Cousteau shoved his paddle into the riverbank and pushed off. The current was very strong. All Cousteau and Calypso needed to do was steer. As we floated downstream, I thought about the day we met. I was glad Cousteau and Calypso and I were friends.
“Do you have anything to eat?” I was very hungry.
“Of course.” Calypso turned around and smiled. Her teeth were white and straight. Her eyes were blue like my mother’s. Her hair was thick and dark and braided like mine. She reached into the rucksack between her feet and handed me an apple. It was as big as both my fists put together, a Wolf River, my father called it, one of three kinds of apples that grew near our cabin. I took a bite and juice ran down my chin.
I ate the apple, seeds and all. Calypso smiled and gave me another. This time I ate the apple down to the core. I tossed the core into the river for the fish to nibble and trailed my fingers in the water to wash the stickiness away. The water was very cold. So were the drips that splashed my head when Cousteau switched his paddle. We passed marsh marigolds and blue flag iris, Indian paintbrush and wood lily, St.-John’s-wort and yellow flag iris and pondweed and jewelweed. I’d never seen so much color. Flowers that didn’t normally bloom together were all blooming at the same time, like the marsh was putting on a show for me.

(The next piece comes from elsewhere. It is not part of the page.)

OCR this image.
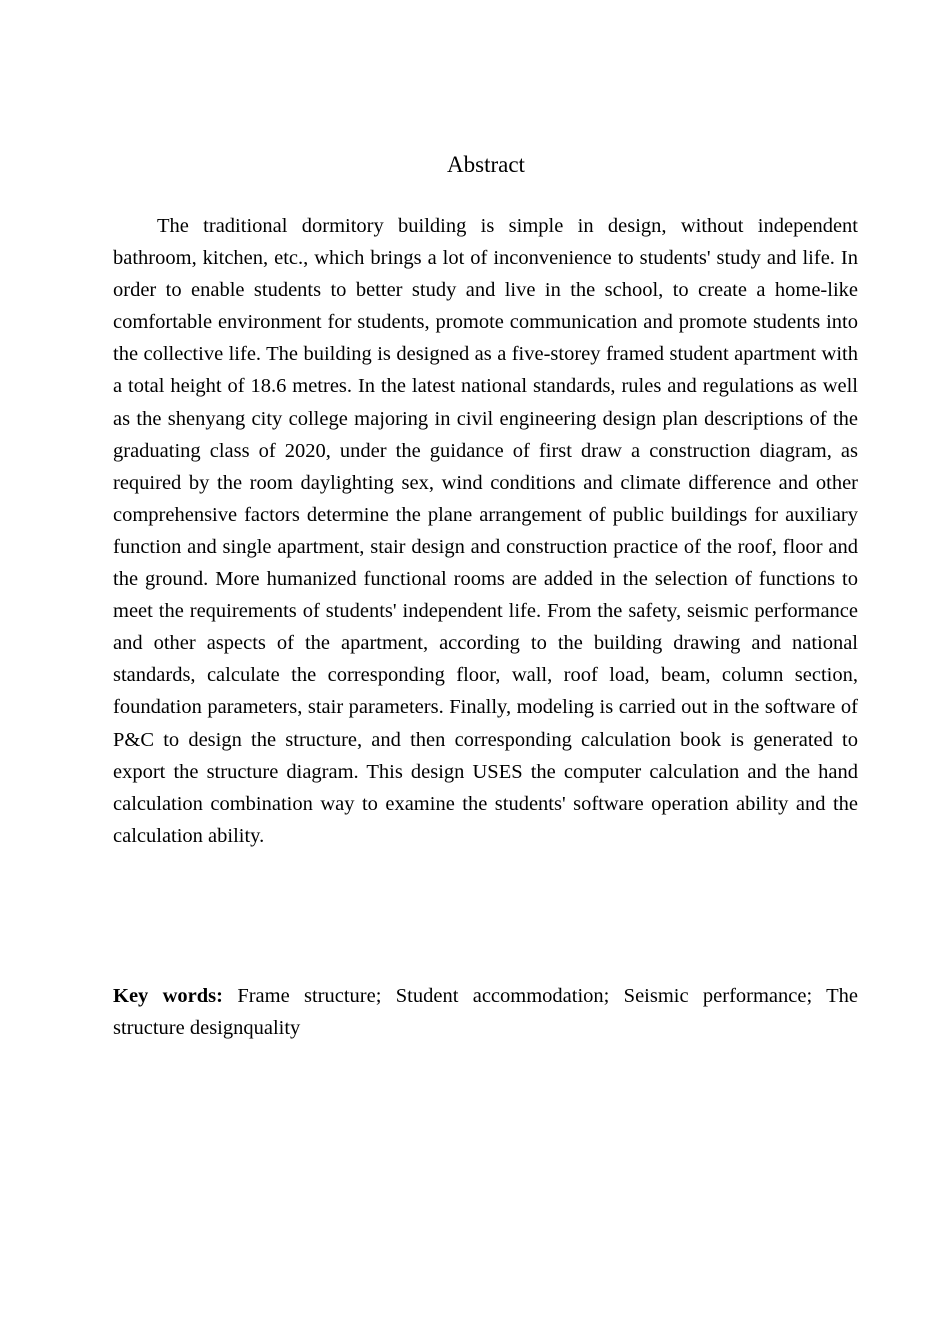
Abstract

The traditional dormitory building is simple in design, without independent bathroom, kitchen, etc., which brings a lot of inconvenience to students' study and life. In order to enable students to better study and live in the school, to create a home-like comfortable environment for students, promote communication and promote students into the collective life. The building is designed as a five-storey framed student apartment with a total height of 18.6 metres. In the latest national standards, rules and regulations as well as the shenyang city college majoring in civil engineering design plan descriptions of the graduating class of 2020, under the guidance of first draw a construction diagram, as required by the room daylighting sex, wind conditions and climate difference and other comprehensive factors determine the plane arrangement of public buildings for auxiliary function and single apartment, stair design and construction practice of the roof, floor and the ground. More humanized functional rooms are added in the selection of functions to meet the requirements of students' independent life. From the safety, seismic performance and other aspects of the apartment, according to the building drawing and national standards, calculate the corresponding floor, wall, roof load, beam, column section, foundation parameters, stair parameters. Finally, modeling is carried out in the software of P&C to design the structure, and then corresponding calculation book is generated to export the structure diagram. This design USES the computer calculation and the hand calculation combination way to examine the students' software operation ability and the calculation ability.

Key words: Frame structure; Student accommodation; Seismic performance; The structure designquality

The current got stronger. When we came to the wooden sign that hung from the cable that spanned the river, I could read the whole thing: DANGER. RAPIDS AHEAD. NO ROWBOATS PAST THIS POINT. I ducked my head as we passed beneath.
The roar got louder. I knew we were going over the falls. I saw the canoe tipping forward when we reached the edge, plunging through the foam and the mist to disappear into the whirlpool at the bottom. I knew I was going to drown. I was not afraid.
“Your father doesn’t love you,” Cousteau said suddenly from behind me. I could hear him clearly, though the last time I was this close to the falls, my father and I had to shout. “He only loves himself.”
“It’s true,” Calypso said. “Our father loves us. He would never put us in the well.”
I thought about the day we met. How their father played with them. The way he smiled when he picked up little Calypso and carried her on his shoulders, laughing all the way up the stairs. I knew she spoke the truth.
I wiped my jacket sleeve across my eyes. I didn’t know why my eyes were wet. I never cried.
“It’s okay.” Calypso leaned forward and took my hands. “Don’t be afraid. We love you.”
“I’m so tired.”
“We know,” Cousteau said. “It’s all right. Lie down. Close your eyes. We’ll take care of you.”
I knew that this was also true. And so I did.
—
MY MOTHER TOLD ME I was in the well for three days. I wouldn’t have thought a person could last that long without food and water, but apparently you can. She said when my father finally pulled the lid aside and lowered the ladder I was too weak to climb it, so he had to sling me over his shoulder like a dead deer and carry me out. She said she wanted to slide the lid to the side and lower food and water to me many times, but my father made her sit on a chair in the kitchen with the rifle pointed at her the whole time I was in the well, so she couldn’t.
My mother said that after my father carried me into the cabin, he dropped me on the floor beside the woodstove like I was a sack of flour and walked away. She thought I was dead. She pulled the mattress off their bed and dragged it into the kitchen and rolled me onto it and covered me with blankets and took off all her clothes and crawled under the covers and held me until I got warm again. If she did all of this, I don’t remember. All I remember is waking up shivering on the mattress though my face and hands and feet felt like they were on fire. I rolled off the mattress and put on my clothes and staggered to the outhouse. When I tried to pee, hardly anything came out.